I am currently a graduate student with a second year master's degree. I am studying the atmosphere of Mars using numerical simulations. I used to analyze the results obtained by numerical simulation mainly using Python, so I tried to summarize all the functions used in the process. Please note that it is not exhaustive. .. .. I've just looked at the documentation and struggled to use it, so I'm hoping that if anyone is going to use Python's visualization tools, it'll help!
The following will be explained in another article (I will write this time) --Reading and writing csv files --Reading and exporting HDF5 files
The libraries used in this article are as follows. There is no problem if you copy and paste the following code on the code for the time being.
import matplotlib.pyplot as plt #Actually plot
import numpy as np #Data organization
from matplotlib.colors import LogNorm #color bar log
from matplotlib import animation as animation #Create gif file
What is a color plot in the first place? I think that there are many people, so 3D data is represented by a 2D color map as shown in the graph below. ~~ Because it's a big deal, I have an artistic face ... lol ~~
Structure & explanation of graph drawing using pcolor. (Please copy and use)
#Structure of pcolor
#1
#x axis,Prepare y-axis data and mesh
#Probably of the 3D data you want to plot(x,y)I think there are ingredients.
#ex) x = y = np.arange(-10, 10, 0.5)
X, Y = np.meshgrid(x, y) #This X,Y is len respectively(x)*len(y)It becomes a matrix of.
#2
#Create Z.
#If you have data you want to plot
#X made in step 1,Create a matrix Z that is the same size as Y.(Make a matrix by reading from csv)
#If not(This sample)
#Z=f(X,Y)Write the function as
#ex)
Z = np.exp(-X**2-Y**2)
#If there is a gap in the data and you want to mask the range(Uncomment if necessary)
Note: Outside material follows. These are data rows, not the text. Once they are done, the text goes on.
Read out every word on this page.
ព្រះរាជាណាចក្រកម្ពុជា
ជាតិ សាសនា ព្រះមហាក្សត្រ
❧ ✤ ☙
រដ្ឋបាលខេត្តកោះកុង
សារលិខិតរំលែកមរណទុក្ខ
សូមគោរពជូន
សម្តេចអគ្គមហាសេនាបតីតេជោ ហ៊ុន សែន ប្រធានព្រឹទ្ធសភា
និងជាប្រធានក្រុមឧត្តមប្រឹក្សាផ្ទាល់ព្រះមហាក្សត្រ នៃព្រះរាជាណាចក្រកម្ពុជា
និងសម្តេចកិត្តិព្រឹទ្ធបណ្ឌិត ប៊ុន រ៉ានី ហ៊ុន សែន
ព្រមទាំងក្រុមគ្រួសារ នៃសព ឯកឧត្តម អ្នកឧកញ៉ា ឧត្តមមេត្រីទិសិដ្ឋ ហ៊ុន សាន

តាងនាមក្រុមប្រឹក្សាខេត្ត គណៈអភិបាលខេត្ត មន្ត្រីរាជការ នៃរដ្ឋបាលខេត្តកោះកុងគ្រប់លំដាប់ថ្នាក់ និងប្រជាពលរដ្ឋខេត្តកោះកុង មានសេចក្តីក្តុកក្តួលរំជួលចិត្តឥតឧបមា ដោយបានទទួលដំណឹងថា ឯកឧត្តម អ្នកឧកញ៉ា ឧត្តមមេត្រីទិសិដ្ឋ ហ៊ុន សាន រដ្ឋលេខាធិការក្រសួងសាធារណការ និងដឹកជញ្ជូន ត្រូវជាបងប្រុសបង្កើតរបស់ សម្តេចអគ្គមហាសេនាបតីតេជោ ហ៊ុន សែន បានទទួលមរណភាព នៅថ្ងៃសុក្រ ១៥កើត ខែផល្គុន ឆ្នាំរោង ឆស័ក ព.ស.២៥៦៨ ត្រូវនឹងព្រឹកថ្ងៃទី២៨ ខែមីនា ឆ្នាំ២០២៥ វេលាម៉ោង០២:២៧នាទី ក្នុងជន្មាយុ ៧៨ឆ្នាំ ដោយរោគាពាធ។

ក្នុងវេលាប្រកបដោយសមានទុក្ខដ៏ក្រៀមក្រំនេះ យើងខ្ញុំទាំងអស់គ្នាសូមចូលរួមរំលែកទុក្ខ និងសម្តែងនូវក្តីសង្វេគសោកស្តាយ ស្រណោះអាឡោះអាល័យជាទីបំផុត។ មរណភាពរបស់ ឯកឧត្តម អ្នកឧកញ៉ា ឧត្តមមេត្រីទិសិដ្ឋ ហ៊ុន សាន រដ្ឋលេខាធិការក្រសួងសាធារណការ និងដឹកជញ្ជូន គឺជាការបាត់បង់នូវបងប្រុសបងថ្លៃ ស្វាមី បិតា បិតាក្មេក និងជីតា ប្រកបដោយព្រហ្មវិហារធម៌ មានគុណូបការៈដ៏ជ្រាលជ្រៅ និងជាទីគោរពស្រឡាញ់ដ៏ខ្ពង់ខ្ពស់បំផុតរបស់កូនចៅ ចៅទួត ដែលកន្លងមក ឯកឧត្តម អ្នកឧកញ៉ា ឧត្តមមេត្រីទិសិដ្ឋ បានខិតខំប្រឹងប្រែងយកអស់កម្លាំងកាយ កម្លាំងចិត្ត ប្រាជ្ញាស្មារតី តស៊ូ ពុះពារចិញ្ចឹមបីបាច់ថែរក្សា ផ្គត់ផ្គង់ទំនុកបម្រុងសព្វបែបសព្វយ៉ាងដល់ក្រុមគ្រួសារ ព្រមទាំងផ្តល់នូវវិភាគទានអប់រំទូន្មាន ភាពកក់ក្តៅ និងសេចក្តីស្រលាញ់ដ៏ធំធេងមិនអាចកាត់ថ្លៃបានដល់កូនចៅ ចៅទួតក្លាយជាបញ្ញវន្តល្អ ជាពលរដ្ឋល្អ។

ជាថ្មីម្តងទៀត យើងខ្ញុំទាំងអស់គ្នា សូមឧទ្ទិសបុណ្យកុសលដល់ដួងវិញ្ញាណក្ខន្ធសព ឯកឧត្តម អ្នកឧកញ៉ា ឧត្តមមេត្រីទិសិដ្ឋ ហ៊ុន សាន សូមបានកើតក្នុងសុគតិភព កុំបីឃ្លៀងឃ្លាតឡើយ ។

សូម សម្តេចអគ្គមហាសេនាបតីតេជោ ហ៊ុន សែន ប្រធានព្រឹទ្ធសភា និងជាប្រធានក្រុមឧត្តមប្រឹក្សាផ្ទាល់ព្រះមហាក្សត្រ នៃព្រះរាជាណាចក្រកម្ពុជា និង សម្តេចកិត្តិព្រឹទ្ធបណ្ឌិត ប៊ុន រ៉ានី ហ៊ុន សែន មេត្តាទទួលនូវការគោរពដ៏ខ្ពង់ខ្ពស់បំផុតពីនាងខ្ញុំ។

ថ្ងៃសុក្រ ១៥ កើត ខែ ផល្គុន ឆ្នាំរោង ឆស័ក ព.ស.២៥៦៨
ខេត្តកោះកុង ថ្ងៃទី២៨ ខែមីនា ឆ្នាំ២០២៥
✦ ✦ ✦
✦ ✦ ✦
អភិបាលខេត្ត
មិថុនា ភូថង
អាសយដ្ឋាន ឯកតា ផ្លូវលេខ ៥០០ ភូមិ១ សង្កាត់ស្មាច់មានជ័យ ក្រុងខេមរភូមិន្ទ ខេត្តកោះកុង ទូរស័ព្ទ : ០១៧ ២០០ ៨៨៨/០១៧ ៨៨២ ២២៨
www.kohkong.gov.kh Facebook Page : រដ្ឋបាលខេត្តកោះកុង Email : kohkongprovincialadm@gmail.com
#Z = np.ma.masked_where(np.isnan(Z), Z)#Mask none location
#3
#plot
fig, ax = plt.subplots(dpi=100) #dpi:resolution
#Create color map
c=ax.pcolor(X,Y,Z,cmap='Favorite color map', vmin=minimum value, vmax=Maximum value)
#c=ax.pcolor(X,Y,Z, norm=LogNorm(minimum value,Maximum value),cmap='Favorite color map') #log scale ver
#Add color bar
cax = fig.colorbar(c, ax=ax) #Add color bar
#Fill the masked area with diagonal lines(Uncomment if necessary)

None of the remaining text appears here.